The official cause of 19-year-old Chandler Webb’s death was swelling of the brain, but his mother, Lori, says the flu shot truly caused her son to die at such a young age. Doctors at Intermountain Medical Center in Murray, Utah are unsure of what caused Chandler’s coma and eventual death, and are unwilling to comment on what role the vaccine for influenza may have played.

"I hate this," Lori told KSL-TV with tears in her eyes. "I hate that I have to bury my son."

Back on Oct. 15, Chandler was getting ready for a mission with The Church of Jesus Christ of Latter-Day Saints when he went to his doctor for a routine physical. Throughout the course of the physical, Chandler was given vaccination shots to ward off influenza and tuberculosis. Barely a day later and Chandler was experiencing intense side effects that included nausea, vomiting, fever and soreness.

Just a few days after entering the hospital for a routine check-up, Chandler was taken to Intermountain’s emergency room with a severe illness. He soon slipped into a coma that the teenager would never wake up from.

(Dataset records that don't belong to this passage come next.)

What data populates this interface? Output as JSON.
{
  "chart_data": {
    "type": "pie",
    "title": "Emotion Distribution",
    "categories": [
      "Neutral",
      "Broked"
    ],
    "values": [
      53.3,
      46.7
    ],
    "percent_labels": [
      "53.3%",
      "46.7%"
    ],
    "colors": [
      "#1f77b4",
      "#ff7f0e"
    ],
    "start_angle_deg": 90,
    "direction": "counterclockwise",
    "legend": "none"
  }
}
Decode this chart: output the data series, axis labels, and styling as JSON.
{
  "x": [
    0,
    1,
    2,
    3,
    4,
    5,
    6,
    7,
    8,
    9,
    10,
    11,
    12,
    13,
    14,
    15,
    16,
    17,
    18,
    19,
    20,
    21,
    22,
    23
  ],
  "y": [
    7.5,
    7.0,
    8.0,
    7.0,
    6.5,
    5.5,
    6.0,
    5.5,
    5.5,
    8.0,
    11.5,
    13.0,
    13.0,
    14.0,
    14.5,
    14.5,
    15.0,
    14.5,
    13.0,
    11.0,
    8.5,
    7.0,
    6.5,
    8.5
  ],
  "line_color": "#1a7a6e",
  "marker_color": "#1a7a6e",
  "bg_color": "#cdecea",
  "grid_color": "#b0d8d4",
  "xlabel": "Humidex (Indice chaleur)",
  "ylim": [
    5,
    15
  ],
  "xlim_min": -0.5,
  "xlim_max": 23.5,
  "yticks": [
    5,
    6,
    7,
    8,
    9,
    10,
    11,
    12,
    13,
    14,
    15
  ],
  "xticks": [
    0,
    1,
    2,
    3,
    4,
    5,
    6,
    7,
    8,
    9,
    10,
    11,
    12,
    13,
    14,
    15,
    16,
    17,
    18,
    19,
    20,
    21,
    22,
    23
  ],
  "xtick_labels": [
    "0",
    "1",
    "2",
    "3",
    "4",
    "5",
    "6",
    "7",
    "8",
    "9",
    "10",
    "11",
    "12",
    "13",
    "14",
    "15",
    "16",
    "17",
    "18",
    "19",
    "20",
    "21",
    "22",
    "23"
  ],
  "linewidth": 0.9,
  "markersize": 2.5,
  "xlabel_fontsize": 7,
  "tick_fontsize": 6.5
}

The Webb family made the decision to take him off of life support after spending 28 days at the hospital.

"Our epidemiology staff has commented that although they have no evidence of a flu vaccine (or any other kind of vaccine) causing this type of reaction/outcome, they take these reports very seriously and they are thoroughly investigated by the Centers for Disease Control and Prevention," Utah Department of Health officials told KSL-TV.

While Chandler was in a coma and immediately following his death, neurologists from the hospital ran a series of tests to determine what the cause of his condition was. They scanned for everything from Lyme disease to sexually transmitted diseases, but were unsuccessful. Lori has denied an official autopsy and believes a brain biopsy will definitively show what caused her son’s death.

According to the Centers for Disease Control and Prevention, any vaccine can result in side effects that are usually minor and subside within a few days. One in three people typically experience mild health side effects, such as a headache or upper respiratory tract infection, within two weeks of receiving a vaccination. More serious side effects such as blood in urine, pneumonia, and stomach or intestinal inflammation are reported by one in 100 people within six months of being vaccinated. In Chandler’s case, inflammation of the brain caused his death.

“Like with other medical procedures, there can be side effects and adverse reactions," a representative from Intermountain told the Salt Lake Tribune. "In the vast majority of those cases the side effects are not very severe — soreness at the injection site, low fever, achiness. Occasionally, yes, there are more severe side effects from receiving the vaccine."

Even with certain side effects, most health care professionals advocate for using the flu shot, and say that the benefits far outweigh the risks. However, the flu shot’s effectiveness also relies on the recipient’s age and health status. For that reason, doctors have started to “match” flu viruses to flu vaccines.